My second example concerns a Clerk of a south-western Ontario municipality in the middle of the 20th century, back when welfare was administered by the local council. While information about applicants was supposed to be kept confidential, it was quite common for councillors (in many municipalities) to ask for the names. They would then interject their personal assessment of whether an applicant was an unfortunate chap just down on his luck or a no-good, lazy bum who was quite undeserving – views entirely irrelevant to the eligibility process. In this municipality, the Clerk refused to share such information. Taken aback at such effrontery, council passed a motion directing the Clerk to write to the Secretary of the Welfare Board (a position that he also held) and to demand the release of the confidential welfare files. He did as requested, then wrote back to himself refusing permission, and tabled that rejection at the next council meeting. In spite of this act of rebellion, the Clerk’s career was not jeopardized. Indeed, he went on to become Deputy Minister of Municipal Affairs and then Head of the Local Government Institute at Queen’s University.
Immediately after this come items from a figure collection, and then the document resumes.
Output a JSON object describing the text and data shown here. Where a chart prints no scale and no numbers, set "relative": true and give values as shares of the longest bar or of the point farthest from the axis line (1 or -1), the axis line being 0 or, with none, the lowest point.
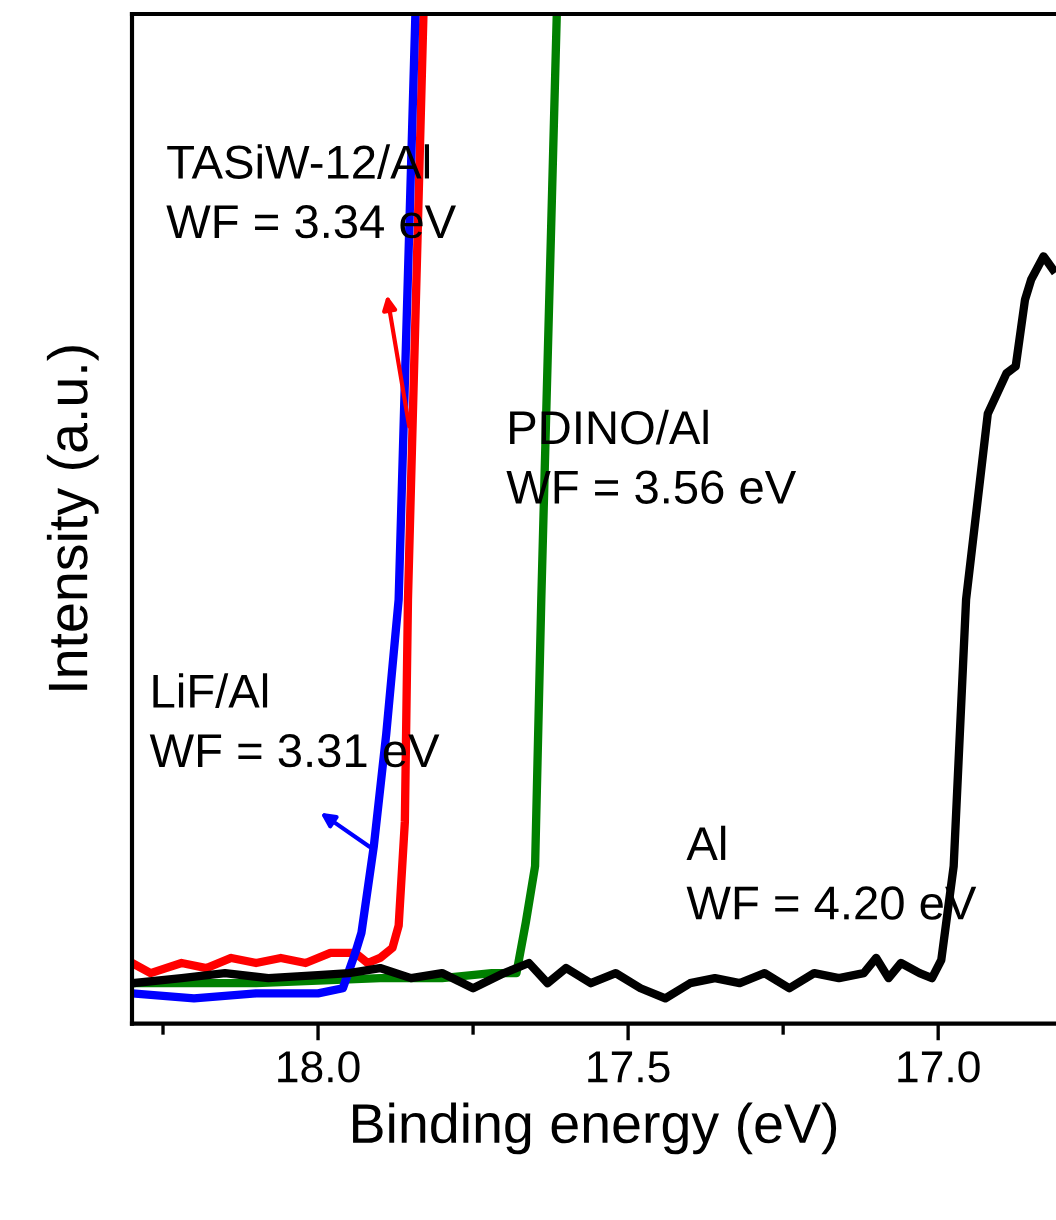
{
  "chart_data": {
    "type": "line",
    "xlabel": "Binding energy (eV)",
    "ylabel": "Intensity (a.u.)",
    "relative": true,
    "xlim": [
      18.3,
      16.81
    ],
    "xticks": [
      {
        "value": 18.25,
        "label": null
      },
      {
        "value": 18.0,
        "label": "18.0"
      },
      {
        "value": 17.75,
        "label": null
      },
      {
        "value": 17.5,
        "label": "17.5"
      },
      {
        "value": 17.25,
        "label": null
      },
      {
        "value": 17.0,
        "label": "17.0"
      }
    ],
    "tick_labels": "x",
    "legend": false,
    "grid": false,
    "marker": "none",
    "line_style": "solid",
    "annotations": [
      "TASiW-12/Al\nWF = 3.34 eV",
      "PDINO/Al\nWF = 3.56 eV",
      "LiF/Al\nWF = 3.31 eV",
      "Al\nWF = 4.20 eV"
    ],
    "series": [
      {
        "color": "#ff0000",
        "x": [
          18.3,
          18.27,
          18.22,
          18.18,
          18.14,
          18.1,
          18.06,
          18.02,
          17.98,
          17.94,
          17.92,
          17.9,
          17.88,
          17.87,
          17.86,
          17.855,
          17.83
        ],
        "values": [
          0.06,
          0.05,
          0.06,
          0.055,
          0.065,
          0.06,
          0.065,
          0.06,
          0.07,
          0.07,
          0.06,
          0.065,
          0.075,
          0.097,
          0.2,
          0.42,
          1.0
        ]
      },
      {
        "color": "#008000",
        "x": [
          18.3,
          18.1,
          17.9,
          17.8,
          17.72,
          17.68,
          17.665,
          17.65,
          17.64,
          17.615
        ],
        "values": [
          0.04,
          0.04,
          0.045,
          0.045,
          0.05,
          0.05,
          0.1,
          0.156,
          0.42,
          1.0
        ]
      },
      {
        "color": "#0000ff",
        "x": [
          18.3,
          18.2,
          18.1,
          18.0,
          17.96,
          17.94,
          17.93,
          17.91,
          17.89,
          17.87,
          17.843
        ],
        "values": [
          0.03,
          0.025,
          0.03,
          0.03,
          0.035,
          0.07,
          0.09,
          0.176,
          0.287,
          0.42,
          1.0
        ]
      },
      {
        "color": "#000000",
        "x": [
          18.3,
          18.22,
          18.15,
          18.08,
          18.0,
          17.95,
          17.9,
          17.85,
          17.8,
          17.75,
          17.7,
          17.66,
          17.63,
          17.6,
          17.56,
          17.52,
          17.48,
          17.44,
          17.4,
          17.36,
          17.32,
          17.28,
          17.24,
          17.2,
          17.16,
          17.12,
          17.1,
          17.08,
          17.06,
          17.03,
          17.01,
          16.995,
          16.975,
          16.96,
          16.955,
          16.92,
          16.89,
          16.875,
          16.86,
          16.85,
          16.83,
          16.815
        ],
        "values": [
          0.04,
          0.045,
          0.05,
          0.045,
          0.048,
          0.05,
          0.055,
          0.045,
          0.05,
          0.035,
          0.05,
          0.06,
          0.04,
          0.055,
          0.04,
          0.05,
          0.035,
          0.025,
          0.04,
          0.045,
          0.04,
          0.05,
          0.035,
          0.05,
          0.045,
          0.05,
          0.065,
          0.045,
          0.06,
          0.05,
          0.045,
          0.063,
          0.156,
          0.354,
          0.42,
          0.604,
          0.644,
          0.651,
          0.717,
          0.737,
          0.76,
          0.747
        ]
      }
    ]
  }
}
I had the pleasure of being a student of Professor K. G. Crawford (the rebel in the story), and then working with him in the Institute when I undertook the first major revision of the Municipal Administration Program (MAP) of the AMCTO, back in the mid-1960s.
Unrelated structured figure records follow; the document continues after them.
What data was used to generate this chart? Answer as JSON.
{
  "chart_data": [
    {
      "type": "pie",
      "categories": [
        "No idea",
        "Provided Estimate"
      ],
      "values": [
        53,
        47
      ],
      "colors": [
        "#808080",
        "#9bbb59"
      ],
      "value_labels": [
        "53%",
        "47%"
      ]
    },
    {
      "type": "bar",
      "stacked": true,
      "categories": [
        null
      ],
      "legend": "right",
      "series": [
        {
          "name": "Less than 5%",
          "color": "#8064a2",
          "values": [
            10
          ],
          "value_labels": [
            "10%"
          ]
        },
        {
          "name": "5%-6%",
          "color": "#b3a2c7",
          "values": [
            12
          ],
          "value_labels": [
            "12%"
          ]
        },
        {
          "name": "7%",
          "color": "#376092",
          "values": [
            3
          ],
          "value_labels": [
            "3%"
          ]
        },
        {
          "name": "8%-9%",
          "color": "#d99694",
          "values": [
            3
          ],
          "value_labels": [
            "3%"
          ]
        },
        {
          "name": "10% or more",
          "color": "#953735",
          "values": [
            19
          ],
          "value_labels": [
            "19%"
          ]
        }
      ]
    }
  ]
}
Responsibility of Staff as Professionals
Unit Two of MAP includes a discussion of the role and responsibility of municipal staff as professionals and while it doesn’t dispute the supremacy of the municipal council, it does illustrate how council-staff conflicts can arise depending on how staff view their professional obligations. For example, instead of just implementing the decisions made by council, senior staff may see themselves as having a duty to argue against what they feel are misguided views on the part of councillors. Some may go further and see themselves as belonging to a public service which is both larger and more continuous than their immediate service with their current council – but the course material notes that those who take too strong a position in this regard run the risk of finding that “their immediate service with their current council” is short-lived! There are even those who see their commitment to professionalism as a “countervailing force” which exists to limit or moderate political power in the interests of local democracy. They believe it is their responsibility to soften or constrain abrupt policy changes initiated by local politicians. The notion that municipal staff act rather like the Canadian Senate, providing sober second thought to guard against overly precipitous actions by elected councils, is obviously an extreme version of the notion of professional self-responsibility and public service – and one that Bob would presumably reject. It ignores the time-honoured concept that the expert should be on tap not on top.